From the earliest days of cloud computing, there has been no greater priority for its users than the safety and security of their data, and cloud providers have responded accordingly.
For Google specifically, we view security as a core competency based on multiple years of experience in securing external services like Gmail and Search, with all internal and external products utilizing the same security infrastructure and practices. In fact, for some customers, security (not cost savings) was the main motivation for moving to the cloud.

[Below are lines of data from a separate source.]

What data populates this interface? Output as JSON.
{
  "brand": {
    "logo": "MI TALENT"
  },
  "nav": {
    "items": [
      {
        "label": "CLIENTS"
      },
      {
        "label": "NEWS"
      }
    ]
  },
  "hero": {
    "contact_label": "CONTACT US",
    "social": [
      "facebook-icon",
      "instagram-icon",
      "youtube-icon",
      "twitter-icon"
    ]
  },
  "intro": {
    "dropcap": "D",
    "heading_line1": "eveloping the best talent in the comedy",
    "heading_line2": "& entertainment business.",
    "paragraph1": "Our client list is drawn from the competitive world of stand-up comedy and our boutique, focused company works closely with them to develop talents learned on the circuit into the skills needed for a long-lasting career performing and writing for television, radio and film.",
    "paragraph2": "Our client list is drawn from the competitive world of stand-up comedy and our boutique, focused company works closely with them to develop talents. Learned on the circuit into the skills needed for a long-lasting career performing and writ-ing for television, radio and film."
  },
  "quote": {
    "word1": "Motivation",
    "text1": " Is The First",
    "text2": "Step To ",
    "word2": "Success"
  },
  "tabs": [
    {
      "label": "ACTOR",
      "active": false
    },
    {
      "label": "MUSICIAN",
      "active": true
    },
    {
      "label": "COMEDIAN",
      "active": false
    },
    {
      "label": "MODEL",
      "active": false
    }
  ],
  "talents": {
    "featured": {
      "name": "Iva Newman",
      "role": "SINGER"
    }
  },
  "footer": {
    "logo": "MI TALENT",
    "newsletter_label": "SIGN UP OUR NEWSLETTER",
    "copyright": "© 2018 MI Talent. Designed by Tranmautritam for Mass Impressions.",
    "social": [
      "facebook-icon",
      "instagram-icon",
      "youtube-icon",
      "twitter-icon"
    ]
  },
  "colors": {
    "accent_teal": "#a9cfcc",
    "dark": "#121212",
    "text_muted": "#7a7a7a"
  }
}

How is data secured in the cloud?
Security is a multidimensional issue, spanning physical (data center) security, platform and network security, proactive threat detection, auditing, and compliance with industry-specific certifications such as HIPAA and PCI. For that reason, it requires deep expertise, as well as plentiful dedicated resources, to achieve.
For example, when evaluating a cloud provider, consider asking the following questions (at a minimum):
- Do you have a dedicated team focused on information security, and if so, how many people?
- Is data encrypted by default?
- How is data in transit across the public internet secured?
- How are data centers physically secured?
- What is the process for preventing, detecting, and countering network intrusions?
- How are users authenticated?
- Which security certifications have been done, if any?
How does security differ from trust and privacy?
Because cloud customers entrust the personal data of their own clients to their cloud provider, trust and privacy have to be a similarly top priority for vendors. For example, Google has strict privacy controls, policies, and training distinct from those involving security, has a dedicated team focusing specifically on trust and privacy issues, and is regularly evaluated by independent third-party audits.